Politically, the Marshall Islands is a presidential republic in free association with the United States, with the US providing defense, subsidies, and access to US-based agencies such as the Federal Communications Commission and the United States Postal Service.
Although the new cryptocurrency, the Sovereign (SOV), was set to displace the US dollar as the official currency, it was likely that the country’s 53,066 population would continue to use the dollar until banks and credit companies put in place a framework for the currency’s use. The new report by the IMF could put the future plan in jeopardy; the IMF has used provocative language urging the island republic to cease its activities, with this warning:
“The potential benefits from [digital currency] revenue gains appear considerably smaller than the potential costs arising from economic, reputational, AML/CFT, and governance risks. In the absence of adequate measures to mitigate them, the authorities should seriously reconsider the issuance of the digital currency as legal tender.”

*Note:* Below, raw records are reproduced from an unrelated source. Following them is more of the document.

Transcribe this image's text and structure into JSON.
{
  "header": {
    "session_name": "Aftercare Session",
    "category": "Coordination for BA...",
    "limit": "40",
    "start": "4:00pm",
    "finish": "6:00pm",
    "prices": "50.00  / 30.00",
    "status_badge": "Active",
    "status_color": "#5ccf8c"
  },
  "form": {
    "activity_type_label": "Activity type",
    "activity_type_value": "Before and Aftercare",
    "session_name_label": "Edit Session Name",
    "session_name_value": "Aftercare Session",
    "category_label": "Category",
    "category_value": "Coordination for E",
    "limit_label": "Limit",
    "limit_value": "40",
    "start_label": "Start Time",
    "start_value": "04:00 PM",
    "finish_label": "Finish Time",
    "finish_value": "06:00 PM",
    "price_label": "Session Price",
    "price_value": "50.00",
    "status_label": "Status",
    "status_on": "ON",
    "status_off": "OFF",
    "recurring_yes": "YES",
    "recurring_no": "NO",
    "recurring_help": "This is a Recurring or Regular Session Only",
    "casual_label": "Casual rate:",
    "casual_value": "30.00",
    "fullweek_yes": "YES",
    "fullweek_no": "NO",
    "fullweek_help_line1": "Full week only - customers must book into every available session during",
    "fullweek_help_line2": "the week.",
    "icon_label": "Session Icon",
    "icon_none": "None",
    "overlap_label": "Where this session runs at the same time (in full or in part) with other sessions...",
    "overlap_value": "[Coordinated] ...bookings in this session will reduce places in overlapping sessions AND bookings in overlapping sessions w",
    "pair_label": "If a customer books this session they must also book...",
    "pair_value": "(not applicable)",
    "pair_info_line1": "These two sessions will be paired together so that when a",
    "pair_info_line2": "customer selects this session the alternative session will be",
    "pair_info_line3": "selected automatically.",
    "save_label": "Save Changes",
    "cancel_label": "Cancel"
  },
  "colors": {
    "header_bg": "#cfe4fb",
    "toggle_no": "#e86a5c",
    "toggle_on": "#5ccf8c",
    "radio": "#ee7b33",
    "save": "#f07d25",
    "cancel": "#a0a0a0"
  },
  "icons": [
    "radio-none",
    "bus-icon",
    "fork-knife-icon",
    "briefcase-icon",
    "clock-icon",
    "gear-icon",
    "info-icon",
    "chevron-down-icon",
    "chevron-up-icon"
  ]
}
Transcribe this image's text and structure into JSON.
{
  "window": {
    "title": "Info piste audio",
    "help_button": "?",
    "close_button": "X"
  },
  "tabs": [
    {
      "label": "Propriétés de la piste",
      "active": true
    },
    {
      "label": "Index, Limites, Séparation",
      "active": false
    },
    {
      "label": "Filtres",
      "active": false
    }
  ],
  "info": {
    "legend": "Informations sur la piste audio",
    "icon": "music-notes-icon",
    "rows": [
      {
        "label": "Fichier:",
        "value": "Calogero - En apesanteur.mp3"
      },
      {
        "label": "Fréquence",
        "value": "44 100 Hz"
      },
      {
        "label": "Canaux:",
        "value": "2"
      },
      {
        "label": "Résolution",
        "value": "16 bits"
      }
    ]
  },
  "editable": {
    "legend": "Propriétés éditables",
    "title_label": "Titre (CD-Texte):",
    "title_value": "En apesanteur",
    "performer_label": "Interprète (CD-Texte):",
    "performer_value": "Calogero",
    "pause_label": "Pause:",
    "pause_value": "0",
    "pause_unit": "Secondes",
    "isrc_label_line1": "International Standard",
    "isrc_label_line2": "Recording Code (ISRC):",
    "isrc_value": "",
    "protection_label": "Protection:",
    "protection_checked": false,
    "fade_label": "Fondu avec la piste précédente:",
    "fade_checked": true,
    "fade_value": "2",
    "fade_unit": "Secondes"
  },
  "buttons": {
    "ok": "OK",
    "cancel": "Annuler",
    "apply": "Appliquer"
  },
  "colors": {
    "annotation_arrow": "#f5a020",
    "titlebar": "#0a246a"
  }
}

There is a critical view held by economists in some countries whose governments may be considering similar moves to adopt a national cryptocurrency, that a mass decentralization of financial power may result in the diminishing of IMF’s authority. A warning by IMF’s deputy director Dong He earlier this year clearly suggests that the organization may be secretly worried at the movement towards global digital currency adoption.
He argued that “crypto assets may one day reduce demand for central bank money”, suggesting central banks should “forestall the competitive pressure crypto assets may exert on fiat currencies”.
David Gerard, author of ‘Attack of the 50-foot Blockchain’, asserts that the IMF is not so heavy-handed as they might appear, suggesting that, “The IMF is not strong-arming the Marshalls, what they’re doing is describing what will obviously happen if they proceed.”
As yet there has been no comment from the Marshall Islands authorities over the IMF suggestion they should “seriously consider” their great crypto-leap forward. Other countries considering similar plans to integrate cryptocurrency into their banking systems at this level will be interested to see how this situation develops in the weeks to come.